A decisão que põe termo à causa nem sempre é uma decisão final, mas a decisão final é sempre uma decisão que põe termo à causa, definindo a existência ou inexistência da responsabilidade criminal e, quando for o caso, a culpa e a ilicitude, no sentido expresso no Ac. do STJ de 25.5.2005 , P.º n.º 1254 /05 -3 .ª Sec.
A decisão que conhece de contigências sobre a relação processual ou sobre uma questão avulsa, sobre incidências meramente processuais, próprias do desenvolvimento da relação processual, escapam ao conceito de decisão final e poderão, quando muito, constituir decisão que ponham termo ao processo –cfr.

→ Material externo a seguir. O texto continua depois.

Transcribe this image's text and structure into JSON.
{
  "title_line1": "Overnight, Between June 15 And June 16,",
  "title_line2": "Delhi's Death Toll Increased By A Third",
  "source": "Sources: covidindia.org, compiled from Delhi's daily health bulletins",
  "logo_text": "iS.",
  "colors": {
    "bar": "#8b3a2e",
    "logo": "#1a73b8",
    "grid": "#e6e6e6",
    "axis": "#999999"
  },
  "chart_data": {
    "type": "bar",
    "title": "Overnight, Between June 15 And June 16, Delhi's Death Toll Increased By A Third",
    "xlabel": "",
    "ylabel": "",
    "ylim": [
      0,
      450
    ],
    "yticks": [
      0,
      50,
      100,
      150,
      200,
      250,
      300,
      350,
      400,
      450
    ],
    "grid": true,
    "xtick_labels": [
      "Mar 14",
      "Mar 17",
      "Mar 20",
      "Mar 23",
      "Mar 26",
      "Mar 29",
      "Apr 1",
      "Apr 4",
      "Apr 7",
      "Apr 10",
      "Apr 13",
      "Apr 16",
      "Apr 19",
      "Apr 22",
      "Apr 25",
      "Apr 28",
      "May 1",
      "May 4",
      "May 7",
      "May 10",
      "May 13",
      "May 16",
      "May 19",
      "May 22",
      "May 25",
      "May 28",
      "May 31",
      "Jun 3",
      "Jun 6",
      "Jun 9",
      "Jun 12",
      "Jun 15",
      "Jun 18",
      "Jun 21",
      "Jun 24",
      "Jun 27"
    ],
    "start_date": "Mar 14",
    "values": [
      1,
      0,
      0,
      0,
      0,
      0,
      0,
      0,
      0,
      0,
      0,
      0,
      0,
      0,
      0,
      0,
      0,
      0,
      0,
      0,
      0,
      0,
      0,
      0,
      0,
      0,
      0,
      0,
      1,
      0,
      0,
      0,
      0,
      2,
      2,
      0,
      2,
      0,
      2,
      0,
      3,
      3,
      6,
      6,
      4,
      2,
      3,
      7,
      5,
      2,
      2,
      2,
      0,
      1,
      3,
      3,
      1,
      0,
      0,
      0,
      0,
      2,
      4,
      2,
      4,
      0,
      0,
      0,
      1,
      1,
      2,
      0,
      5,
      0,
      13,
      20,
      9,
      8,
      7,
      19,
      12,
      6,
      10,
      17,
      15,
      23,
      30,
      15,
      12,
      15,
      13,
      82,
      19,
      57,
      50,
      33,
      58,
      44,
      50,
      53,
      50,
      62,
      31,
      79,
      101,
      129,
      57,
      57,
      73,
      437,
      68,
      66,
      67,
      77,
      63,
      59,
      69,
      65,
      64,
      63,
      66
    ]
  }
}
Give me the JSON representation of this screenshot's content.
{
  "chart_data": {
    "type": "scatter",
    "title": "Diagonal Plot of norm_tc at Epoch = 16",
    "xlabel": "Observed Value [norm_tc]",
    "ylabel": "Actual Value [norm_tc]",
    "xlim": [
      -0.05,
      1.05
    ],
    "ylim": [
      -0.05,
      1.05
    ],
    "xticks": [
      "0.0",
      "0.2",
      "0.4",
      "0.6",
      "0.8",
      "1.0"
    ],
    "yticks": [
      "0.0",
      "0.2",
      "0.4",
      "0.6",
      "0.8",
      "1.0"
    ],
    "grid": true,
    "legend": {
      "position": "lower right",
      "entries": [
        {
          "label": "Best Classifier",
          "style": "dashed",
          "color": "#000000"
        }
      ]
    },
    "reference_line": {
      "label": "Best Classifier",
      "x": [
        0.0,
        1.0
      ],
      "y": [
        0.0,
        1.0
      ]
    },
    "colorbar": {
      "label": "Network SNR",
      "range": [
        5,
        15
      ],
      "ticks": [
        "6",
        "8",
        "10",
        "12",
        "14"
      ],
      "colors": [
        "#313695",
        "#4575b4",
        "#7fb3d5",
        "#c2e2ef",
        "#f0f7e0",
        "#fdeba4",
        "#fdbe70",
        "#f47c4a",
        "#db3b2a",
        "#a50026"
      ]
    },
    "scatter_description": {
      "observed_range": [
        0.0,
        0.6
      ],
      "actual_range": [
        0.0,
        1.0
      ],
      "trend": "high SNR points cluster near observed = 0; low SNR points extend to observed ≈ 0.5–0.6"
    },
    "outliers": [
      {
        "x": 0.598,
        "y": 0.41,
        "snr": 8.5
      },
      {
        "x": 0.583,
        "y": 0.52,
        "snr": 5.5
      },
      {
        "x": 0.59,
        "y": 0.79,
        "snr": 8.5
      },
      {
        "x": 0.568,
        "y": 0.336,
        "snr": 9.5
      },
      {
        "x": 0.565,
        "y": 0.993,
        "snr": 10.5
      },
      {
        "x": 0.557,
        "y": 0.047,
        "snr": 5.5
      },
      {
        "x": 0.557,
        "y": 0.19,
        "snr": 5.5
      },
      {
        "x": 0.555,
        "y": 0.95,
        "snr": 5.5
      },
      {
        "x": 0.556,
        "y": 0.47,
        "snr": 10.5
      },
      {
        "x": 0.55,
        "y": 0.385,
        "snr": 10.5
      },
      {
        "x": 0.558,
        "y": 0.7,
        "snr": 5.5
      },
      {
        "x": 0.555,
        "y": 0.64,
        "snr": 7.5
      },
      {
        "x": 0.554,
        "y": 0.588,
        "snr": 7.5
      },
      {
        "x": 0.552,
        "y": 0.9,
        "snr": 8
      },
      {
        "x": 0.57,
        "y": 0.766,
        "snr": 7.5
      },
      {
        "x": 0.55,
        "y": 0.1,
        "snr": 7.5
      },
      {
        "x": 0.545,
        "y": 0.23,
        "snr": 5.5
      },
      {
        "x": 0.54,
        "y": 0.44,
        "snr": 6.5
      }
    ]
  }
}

Acs. do STJ , de 4.5.2005 , P.º n.º 887/05-3 , de 25.5.2005 , P.º n.º 1254/04 -3.ª Sec. , de 8.7.2003 , P.º n.º 2298/03-5.ª e de 6.4.2006 , in CJ , STJ , Ano XIV, TII, 160 .
Na doutrina, decisão que põe termo à causa significa que a questão substantiva fica definitivamente decidida, que o processo não prosseguirá para a sua apreciação, esta a posição do Prof. Germano Marques da Silva, Curso de Processo Penal, III, 2.ª ed., Verbo 2000, 323.
O recurso extraordinário de revisão impõe a quebra de caso julgado e é permitido nos art.ºs 29.º n.º 6 da CRP e 4.º n.º 2, da CEDH, supondo a ocorrência de factos novos que são aqueles que eram desconhecidos do recorrente na data da decisão revidenda ou só posteriormente vieram ao seu conhecimento; são circunstâncias “ substantivas e imperiosas “ que devem permitir essa quebra de modo a não transformar-se o recurso numa apelação disfarçada “ appeal in disguise “ , no entendimento de Paulo Pinto de Albuquerque , in Comentário do Código de Processo Penal , pág. 1210 .
É essa novidade que há-de suportar grave dúvida, não qualquer dúvida, mas uma dúvida tal que quase atinja a certeza, sobre a justiça da decisão, enquanto verdadeira dimensão normativa do recurso, nos termos do art.º 449.º n.º 1d) , do CPP , e , visto o que dos autos consta é óbvio que o despacho aqui em causa não põe fim ao processo. Na verdade, a decisão que “definiu o direito e nesta medida pôs termo ao processo foi a sentença de 22/1/2008” que julgou improcedente a impugnação judicial que a arguida “J. Batista Carvalho, Lda” apresentou contra a decisão da autoridade administrativa, esta sim pôs termo ao processo. O despacho aqui em causa apenas se pronunciou sobre a tempestividade do recurso.
Por todo o exposto, para fins do preceituado no art.º 449.º n.ºs 1 al d) e 2 , do CPP, e cingindo-nos a esse pressuposto processual do recurso extraordinário de revisão, a pretensão do requerente não se enquadra no conceito de decisão pondo termo ao processo, e sem necessidade de quaisquer outras considerações, está votada ao insucesso, denegando–se a revisão .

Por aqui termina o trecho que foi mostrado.